Es noche de paz, noche de amor, como dicen los versos de la canción símbolo de esta fiesta universal en que se suspenden hasta las guerras para abrazarse con sus seres queridos o amigos que nos acompañan en el silencio del hogar.
Es el instante de recogimiento espiritual que nos permite rogar por el bienestar de las familias y bendecir a nuestros hijos por estar junto a sus padres formando vida en común.
Se recomienda hacer un pesebre para recordar el nacimiento de Dios entre todos los integrantes de la familia para que los niños se vayan impregnando con este sentimiento cristiano, gocen pintando, pegando o recortando figuras alusivas a esta fiesta universal y para realizar esta actividad no es necesario una alta inversión ya que con imaginación y cariño se puede hacer algo lindo y sencillo.
Al árbol de Pascua pongámosle luces y adornos especiales para recordar que Cristo es el verdadero árbol de la vida y que lleno de luz quiere iluminar la nuestra.
Reunámonos en familia, apaguemos por un momento el televisor y las luces reemplazarlas por una vela o un cirio y lograremos preparar un instante acogedor que alegrará nuestros corazones.
En un ambiente de recogimiento espiritual presentemos nuestras peticiones por cada miembro de nuestras familias y por las personas que más queremos, por los vecinos del barrio, la ciudad, el país, el mundo, por los pobres y necesitados, por los presos, los enfermos, la justicia y la paz.
El canto de Navidad hará brotar la emoción en nuestros corazones y la alegría de esta noche iluminará los espíritus y abrirá un espacio para una esperanza de amor.

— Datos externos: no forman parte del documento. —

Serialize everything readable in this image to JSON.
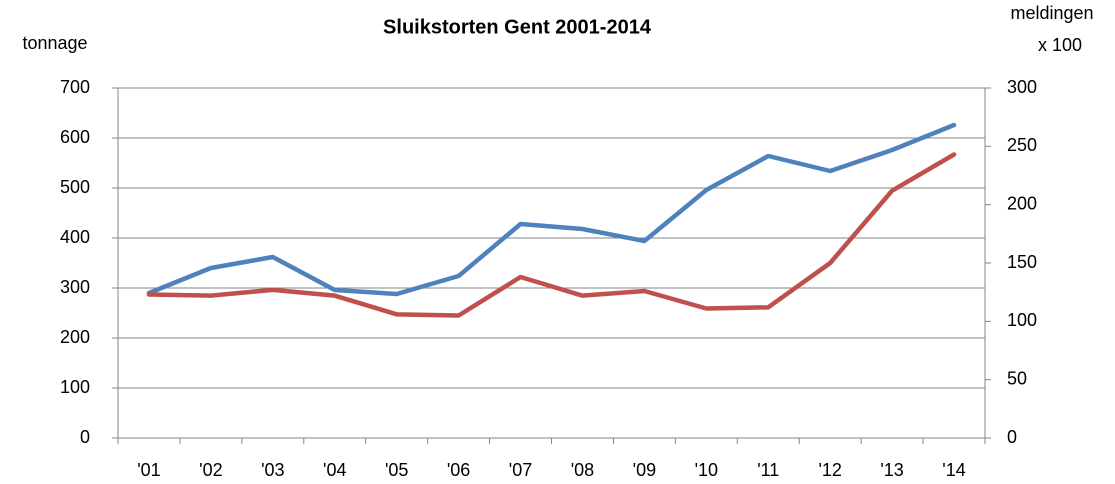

Respecto a los regalos de Navidad que en la actualidad se ha convertido en un sórdido consumismo, es conveniente advertir que esta modalidad de manifestar afecto o cariño hacia otra persona se ha venido dando de épocas y generaciones pasadas y es muy conveniente adecuarlo al significado que este acto de entrega tiene y no convertirlo en una competencia interpersonal que en los niños provoca una rivalidad inconsciente y acrecienta el resentimiento social, que obviamente no es conveniente fomentar ni convertirlo en el motivo central de la Navidad.
Regalar objetos materiales es una expresión de amor, generosidad y alegría, pero, más que nada se trata de un recuerdo y aunque sea sencillo, nos permitirá manifestar el cariño que nos tenemos mutuamente, gesto de amistad que nos ayudará a permanecer unidos para sellar nuestra fe, con esperanza y mucho amor.